Qualified research expenditures (“QREs”) include:

  1. Wages of those directly and indirectly performing research

  2. Supplies consumed

  3. Contract expenses

Areas where research is performed may include:

  1. R&D or Engineering departments

  2. Labs / Tooling departments

  3. Plants / Manufacturing departments

  4. Marketing departments

  5. Software departments

  6. Quality Control departments

  7. Sales departments

 

State Credit Opportunities


Many states have R&D credit opportunities.
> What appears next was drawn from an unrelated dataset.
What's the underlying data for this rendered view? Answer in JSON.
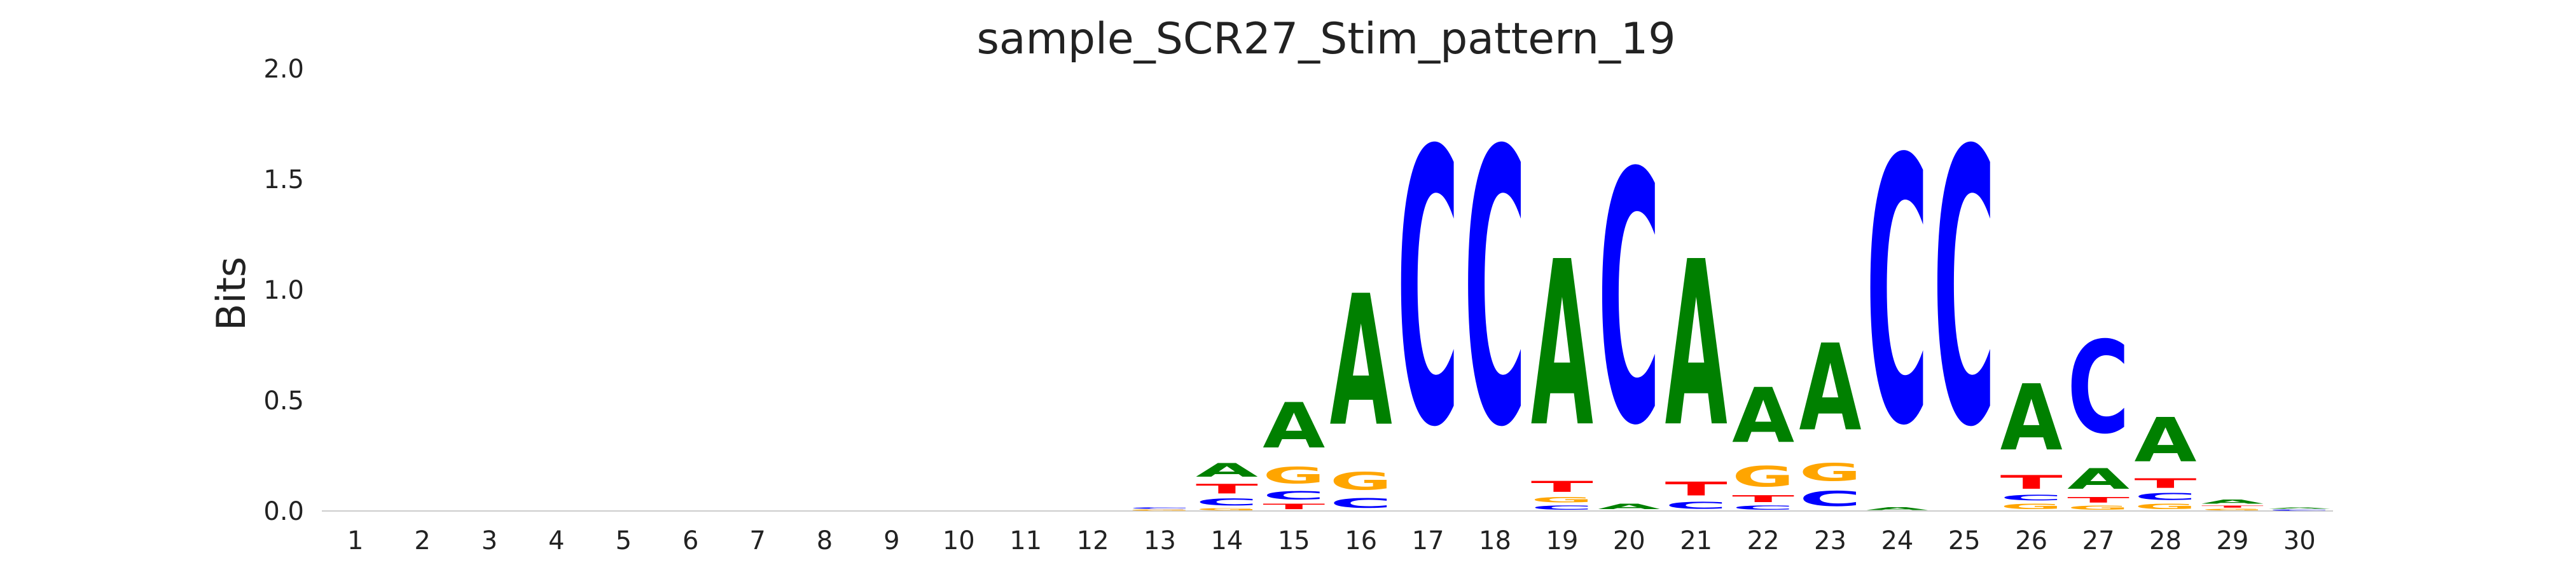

We will examine your state tax resource to determine if state credits may also be available.

                                                                 Export Incentives

 

There is only one export incentive that remains intact in the United States - the IC-DISC. The Interest Charge - Domestic International Sales Corporation (IC-DISC) can provide a tremendous tax benefit for manufacturers and distributors, regardless of your form of business-C corp, S corp, Partnerships or Sole Proprietor.

An IC-DISC is typically formed as a wholly-owned United States corporate subsidiary of a domestic exporting company and serves as the exporting company’s foreign sales agent. After the IC-DISC is incorporated, it must file an election with the Internal Revenue Service to be treated as an IC-DISC, which is not subject to federal income tax and certain state income taxes.

In such a structure, the IC-DISC receives a sales commission from the exporting company on each qualifying sale of products or services to non-U.S. customers. If certain qualifications are met, a valid IC-DISC structure can functionally convert income taxed at an ordinary income rate to qualified dividend income taxed at a substantially lower rate.